Militari del Comando Provinciale della Guardia di Finanza di Monza Brianza stanno dando esecuzione, su delega della Procura della Repubblica di Monza, ad un ordinanza di applicazione della custodia cautelare in carcere, degli arresti domiciliari e dell’obbligo di firma, disposta dal Gip del Tribunale di Monza nei confronti di 14 responsabili gravemente indiziati di essere i promotori ovvero compartecipi di una associazione per delinquere finalizzata alla commissione dei reati di truffa e autoriciclaggio.
Auto comprate a rate e subito rivendute ad autosaloni compiacenti
Contestualmente, i Finanzieri stanno dando esecuzione, con l’ausilio di unità cinofile “cash dog”, ad un provvedimento di sequestro preventivo, emesso dalla stessa Autorità Giudiziaria, di disponibilità finanziarie per oltre 8 milioni di euro, pari ai profitti illeciti dei reati ascritti.

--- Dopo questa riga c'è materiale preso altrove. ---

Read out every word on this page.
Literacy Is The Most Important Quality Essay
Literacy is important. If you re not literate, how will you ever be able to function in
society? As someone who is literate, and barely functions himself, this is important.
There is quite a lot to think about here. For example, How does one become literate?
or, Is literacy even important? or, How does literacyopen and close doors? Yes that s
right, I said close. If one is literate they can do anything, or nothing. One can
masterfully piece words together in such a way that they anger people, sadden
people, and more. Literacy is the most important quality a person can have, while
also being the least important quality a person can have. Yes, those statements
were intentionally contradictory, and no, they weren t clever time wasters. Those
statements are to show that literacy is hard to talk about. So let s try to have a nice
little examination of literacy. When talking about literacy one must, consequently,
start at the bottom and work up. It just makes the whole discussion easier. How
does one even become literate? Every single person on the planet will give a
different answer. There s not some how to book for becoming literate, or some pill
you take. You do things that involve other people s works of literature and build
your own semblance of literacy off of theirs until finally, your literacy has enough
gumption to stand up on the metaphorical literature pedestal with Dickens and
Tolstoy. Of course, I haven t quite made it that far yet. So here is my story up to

Le indagini, coordinate dalla Procura di Monza e sviluppate dai militari del Gruppo di Monza, hanno tratto origine da autonome attività info-investigative riguardanti sei autosaloni attivi nel territorio brianzolo e nel bergamasco, dediti alla commissione di truffe in danno di società finanziarie e all’autoriciclaggio dei proventi illeciti conseguiti.
Il meccanismo della truffa e i prestanome
Più in particolare, le investigazioni effettuate dalle Fiamme Gialle sotto l’egida della Procura della Repubblica di Monza, hanno consentito di disvelare l’esistenza di una strutturata associazione per delinquere – composta da 14 soggetti, di cui 6 tradotti in carcere, 6 sottoposti agli arresti domiciliari e 2
ad obbligo di firma – diretta da imprenditori brianzoli operanti nel commercio di autovetture, i quali, avvalendosi di soggetti di etnia “sinti”, individuavano, in prima battuta, soggetti prestanome cui intestare un contratto di finanziamento – destinato a non essere onorato – volto all’acquisto di autovetture da note società finanziarie.
Le indagini hanno infatti consentito di identificare ben 110 soggetti nullatenenti, beneficiari dei finanziamenti attraverso la presentazione di documentazione attestante una situazione reddituale non veritiera, che hanno omesso il pagamento delle relative rate.
Successivamente, le autovetture così “acquisite” venivano immediatamente cedute dai fittizi intestatari
agli autosaloni amministrati dai capi dell’associazione, i quali provvedevano, infine, a rivendere le autovetture a prezzi sensibilmente più bassi rispetto a quelli di mercato a clienti del tutto ignari.